Officers involved claimed that the student’s “demeanor and actions” warranted their heavy-handed response.
The incident received national media attention, though the mainstream coverage paid very little lip service to Meyer’s question. Instead, outlets such as The Associated Press reported that a “well-known prankster” was stunned with a Taser at the university for disrupting Kerry’s visit.
Today, Meyer sees his new professional relationship with PINAC founder Carlos Miller as a way to bring attention to the thousands of incidents like that which he was party to occurring every year in the United States.
He writes in a recent blog post: “Who knows what actions your watchful eyes will spark this year, or how many people your vigilance will inspire? On my watch, I promise to bring you the most important stories — where your attention can really help — as well as ideas to help maximize your amazing passion for justice. Stay tuned for articles on freedom of speech and the ridiculousness of free speech zones, the need to classify tasers as deadly force and for officers to know when deadly force is appropriate, the story of my own personal transformation and how we can transform our anger into positive action, and much more.”
And Miller, the Miami multimedia journalist who launched PINAC after his photography-related run-ins with police, believes that Meyer will further the organization’s ability to point out law enforcement misdeeds.
“Meyer’s education, coupled with his passion for free speech, will give PINAC a solid journalistic boost as well as a fresh (maybe not so jaded) perspective,” says a recent post from Miller.

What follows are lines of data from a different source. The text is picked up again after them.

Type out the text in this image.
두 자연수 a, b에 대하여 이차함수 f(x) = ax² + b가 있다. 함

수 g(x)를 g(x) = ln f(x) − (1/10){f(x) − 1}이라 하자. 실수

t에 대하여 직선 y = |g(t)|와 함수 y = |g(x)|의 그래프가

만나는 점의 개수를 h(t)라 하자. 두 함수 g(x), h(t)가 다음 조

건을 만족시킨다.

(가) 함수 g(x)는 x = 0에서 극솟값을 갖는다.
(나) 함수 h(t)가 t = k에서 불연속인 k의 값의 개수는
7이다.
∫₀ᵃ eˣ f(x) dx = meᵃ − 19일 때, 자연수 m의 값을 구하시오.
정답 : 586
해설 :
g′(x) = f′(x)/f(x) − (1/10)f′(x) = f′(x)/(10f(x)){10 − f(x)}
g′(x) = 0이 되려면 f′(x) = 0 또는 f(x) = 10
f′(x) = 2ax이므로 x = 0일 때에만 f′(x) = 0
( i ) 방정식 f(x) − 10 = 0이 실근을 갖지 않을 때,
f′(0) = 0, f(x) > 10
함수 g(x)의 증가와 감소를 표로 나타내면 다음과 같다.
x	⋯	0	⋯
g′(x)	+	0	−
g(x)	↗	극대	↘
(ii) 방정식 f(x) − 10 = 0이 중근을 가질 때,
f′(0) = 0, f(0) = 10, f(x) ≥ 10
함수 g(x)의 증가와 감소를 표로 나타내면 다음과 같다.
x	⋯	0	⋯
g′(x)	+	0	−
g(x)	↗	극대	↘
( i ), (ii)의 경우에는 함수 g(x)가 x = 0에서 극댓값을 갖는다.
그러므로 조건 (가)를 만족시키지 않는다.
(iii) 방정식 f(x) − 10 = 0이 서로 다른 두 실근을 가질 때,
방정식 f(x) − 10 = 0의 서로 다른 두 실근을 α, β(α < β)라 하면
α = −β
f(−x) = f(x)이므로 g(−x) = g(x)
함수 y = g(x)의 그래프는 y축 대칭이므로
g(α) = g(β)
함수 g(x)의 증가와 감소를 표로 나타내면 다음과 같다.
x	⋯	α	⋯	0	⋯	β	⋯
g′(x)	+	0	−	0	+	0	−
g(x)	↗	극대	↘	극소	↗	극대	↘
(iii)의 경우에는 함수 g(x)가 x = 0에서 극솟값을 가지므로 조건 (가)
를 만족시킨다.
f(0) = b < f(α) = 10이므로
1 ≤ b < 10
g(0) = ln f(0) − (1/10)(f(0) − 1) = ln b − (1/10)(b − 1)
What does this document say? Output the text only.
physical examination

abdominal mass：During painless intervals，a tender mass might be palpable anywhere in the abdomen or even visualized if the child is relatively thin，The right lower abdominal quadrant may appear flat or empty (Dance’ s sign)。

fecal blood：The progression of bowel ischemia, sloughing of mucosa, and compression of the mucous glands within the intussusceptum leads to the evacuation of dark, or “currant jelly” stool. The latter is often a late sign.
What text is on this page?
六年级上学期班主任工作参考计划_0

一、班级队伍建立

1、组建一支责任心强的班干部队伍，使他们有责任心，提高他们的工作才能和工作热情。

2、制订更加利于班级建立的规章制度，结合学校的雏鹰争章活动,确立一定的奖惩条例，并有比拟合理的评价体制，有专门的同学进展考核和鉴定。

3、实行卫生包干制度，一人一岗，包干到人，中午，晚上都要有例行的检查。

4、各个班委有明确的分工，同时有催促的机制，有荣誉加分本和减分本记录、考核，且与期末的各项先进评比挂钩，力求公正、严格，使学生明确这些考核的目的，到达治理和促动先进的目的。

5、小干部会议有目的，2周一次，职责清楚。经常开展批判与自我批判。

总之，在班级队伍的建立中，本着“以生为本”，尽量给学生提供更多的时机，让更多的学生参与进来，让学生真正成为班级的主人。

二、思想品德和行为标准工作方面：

That PINAC is growing and increasing its ability to report on police misconduct while also informing Americans of their own rights as citizen journalists is good news for the liberty movement. As you know from reading Personal Liberty Digest™, each well-informed citizen plays an important part in reminding government that the Constitutional limitations to their power haven’t completely eroded.
If you haven’t yet checked out PINAC and are interested in staying informed about the growing power of the state, I urge you to add the blog to your list of news resources.